L’ex-député David Birnbaum, qui avait siégé aux côtés de Mme Anglade dans l’opposition officielle durant la dernière législature, s’est dit « attrist[é] » lundi qu’elle n’ait pas pu poursuivre son travail. « Ça ne m’étonne pas, a-t-il convenu en entrevue avec Le Devoir. Mais […] devant les circonstances difficiles tout le long de notre mandat, je trouve qu’elle méritait de veiller comme cheffe [à la reconstruction] du PLQ. »

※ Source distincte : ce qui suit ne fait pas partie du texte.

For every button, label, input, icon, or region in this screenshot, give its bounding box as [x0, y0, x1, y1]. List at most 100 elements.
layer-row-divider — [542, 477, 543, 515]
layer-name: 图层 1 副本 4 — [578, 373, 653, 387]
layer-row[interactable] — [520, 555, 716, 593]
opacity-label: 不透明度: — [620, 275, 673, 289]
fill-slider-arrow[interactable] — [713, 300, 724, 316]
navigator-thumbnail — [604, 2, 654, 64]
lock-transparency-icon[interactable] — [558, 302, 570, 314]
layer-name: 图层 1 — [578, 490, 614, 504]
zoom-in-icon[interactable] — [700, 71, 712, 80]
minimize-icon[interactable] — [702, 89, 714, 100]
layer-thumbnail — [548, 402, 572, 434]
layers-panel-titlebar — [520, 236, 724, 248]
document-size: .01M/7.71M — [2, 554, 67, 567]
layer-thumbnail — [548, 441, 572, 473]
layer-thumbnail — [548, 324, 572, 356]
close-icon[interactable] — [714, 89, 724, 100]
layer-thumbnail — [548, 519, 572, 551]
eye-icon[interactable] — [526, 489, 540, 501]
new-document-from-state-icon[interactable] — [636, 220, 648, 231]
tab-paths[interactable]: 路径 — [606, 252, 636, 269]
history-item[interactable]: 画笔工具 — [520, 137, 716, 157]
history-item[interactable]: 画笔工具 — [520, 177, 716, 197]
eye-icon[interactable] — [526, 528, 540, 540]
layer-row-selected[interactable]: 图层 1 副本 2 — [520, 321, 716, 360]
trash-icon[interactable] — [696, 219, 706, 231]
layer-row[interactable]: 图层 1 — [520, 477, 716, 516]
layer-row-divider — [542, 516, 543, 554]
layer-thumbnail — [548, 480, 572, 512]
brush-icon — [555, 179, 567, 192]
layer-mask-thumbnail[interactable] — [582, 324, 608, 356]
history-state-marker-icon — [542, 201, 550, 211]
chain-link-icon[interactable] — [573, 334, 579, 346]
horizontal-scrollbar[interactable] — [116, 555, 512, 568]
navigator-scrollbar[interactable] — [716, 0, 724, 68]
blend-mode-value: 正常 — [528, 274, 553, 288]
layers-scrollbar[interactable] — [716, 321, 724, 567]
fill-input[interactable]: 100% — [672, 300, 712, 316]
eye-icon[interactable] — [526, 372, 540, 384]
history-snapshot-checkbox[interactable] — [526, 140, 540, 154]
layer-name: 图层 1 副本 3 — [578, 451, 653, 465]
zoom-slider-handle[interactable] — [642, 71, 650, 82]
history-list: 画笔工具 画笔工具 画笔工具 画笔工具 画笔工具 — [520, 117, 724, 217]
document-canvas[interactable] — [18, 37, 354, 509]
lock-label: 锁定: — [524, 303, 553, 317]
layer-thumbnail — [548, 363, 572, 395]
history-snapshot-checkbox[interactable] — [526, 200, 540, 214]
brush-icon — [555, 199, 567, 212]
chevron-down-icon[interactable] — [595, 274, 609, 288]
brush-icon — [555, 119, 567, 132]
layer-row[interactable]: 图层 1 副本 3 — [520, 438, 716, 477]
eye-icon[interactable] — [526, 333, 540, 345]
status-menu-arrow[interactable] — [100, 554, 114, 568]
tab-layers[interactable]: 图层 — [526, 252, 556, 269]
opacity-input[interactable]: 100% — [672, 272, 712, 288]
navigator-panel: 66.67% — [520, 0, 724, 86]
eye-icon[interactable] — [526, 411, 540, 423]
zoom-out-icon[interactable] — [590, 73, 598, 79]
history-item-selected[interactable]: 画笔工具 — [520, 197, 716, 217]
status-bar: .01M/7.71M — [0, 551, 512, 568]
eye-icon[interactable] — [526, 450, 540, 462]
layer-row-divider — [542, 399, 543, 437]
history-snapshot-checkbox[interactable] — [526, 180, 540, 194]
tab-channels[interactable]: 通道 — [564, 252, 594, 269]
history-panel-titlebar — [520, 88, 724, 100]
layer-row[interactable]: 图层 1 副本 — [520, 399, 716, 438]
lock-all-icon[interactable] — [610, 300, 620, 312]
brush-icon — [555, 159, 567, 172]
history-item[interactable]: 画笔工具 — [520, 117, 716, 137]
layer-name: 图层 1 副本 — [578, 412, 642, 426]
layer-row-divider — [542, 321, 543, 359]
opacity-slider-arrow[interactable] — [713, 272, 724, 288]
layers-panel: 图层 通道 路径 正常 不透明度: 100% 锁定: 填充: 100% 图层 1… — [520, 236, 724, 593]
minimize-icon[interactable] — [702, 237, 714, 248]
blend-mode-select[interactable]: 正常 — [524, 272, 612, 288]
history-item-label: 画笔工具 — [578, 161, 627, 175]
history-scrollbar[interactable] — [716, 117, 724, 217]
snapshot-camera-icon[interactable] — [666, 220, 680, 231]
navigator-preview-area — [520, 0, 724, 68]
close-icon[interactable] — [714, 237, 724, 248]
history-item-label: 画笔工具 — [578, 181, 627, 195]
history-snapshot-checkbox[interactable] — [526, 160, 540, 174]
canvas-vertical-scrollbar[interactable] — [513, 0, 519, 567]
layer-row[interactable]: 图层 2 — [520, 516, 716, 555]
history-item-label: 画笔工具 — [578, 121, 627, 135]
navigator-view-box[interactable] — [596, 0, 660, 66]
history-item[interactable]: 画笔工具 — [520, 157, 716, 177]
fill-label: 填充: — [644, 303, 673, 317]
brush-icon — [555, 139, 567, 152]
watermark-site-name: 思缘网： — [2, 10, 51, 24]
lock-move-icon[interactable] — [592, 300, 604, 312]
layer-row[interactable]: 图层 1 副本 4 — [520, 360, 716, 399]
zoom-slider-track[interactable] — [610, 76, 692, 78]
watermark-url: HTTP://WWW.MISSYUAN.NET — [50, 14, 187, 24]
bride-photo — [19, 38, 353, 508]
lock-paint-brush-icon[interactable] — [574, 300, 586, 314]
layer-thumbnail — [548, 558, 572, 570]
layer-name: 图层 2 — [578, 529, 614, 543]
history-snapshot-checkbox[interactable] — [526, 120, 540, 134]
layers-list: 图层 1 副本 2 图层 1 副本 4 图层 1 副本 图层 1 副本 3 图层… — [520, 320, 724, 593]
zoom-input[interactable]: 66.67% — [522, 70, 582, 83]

« De toute évidence, plusieurs de mes collègues libéraux n’étaient pas du même avis », a-t-il enchaîné, tout en déplorant que le choix de Mme Anglade « sur son avenir » lui ait été « enlevé par plusieurs ex-collègues ».

Recrutée par Mme Anglade et élue sous son leadership le 3 octobre, la députée de Bourassa-Sauvé, Madwa-Nika Cadet, n’a pas non plus caché sa déception, elle qui s’était portée à la défense de sa cheffe en milieu de semaine dernière. « C’est toujours bouleversant, a-t-elle dit. La voir clore un chapitre, sur le plan humain, c’est sûr que ça me fait de quoi. »

Le premier ministre François Legault a salué lundi « l’engagement et le dévouement » démontrés par Mme Anglade tout au long de sa carrière politique. « Ça prend du courage pour se lancer en politique. Ça prend de la détermination pour être en politique. Ça prend de l’humilité pour quitter », a-t-il gazouillé.

Le règne de Dominique Anglade à la tête du Parti libéral est le plus court de l’histoire de la formation politique. Il s’arrête à 910 jours. Dans l’histoire libérale, seuls deux autres chefs n’ont jamais réussi à se faire élire premier ministre : Georges-Émile Lapalme (2933 jours en poste) et Claude Ryan (1578).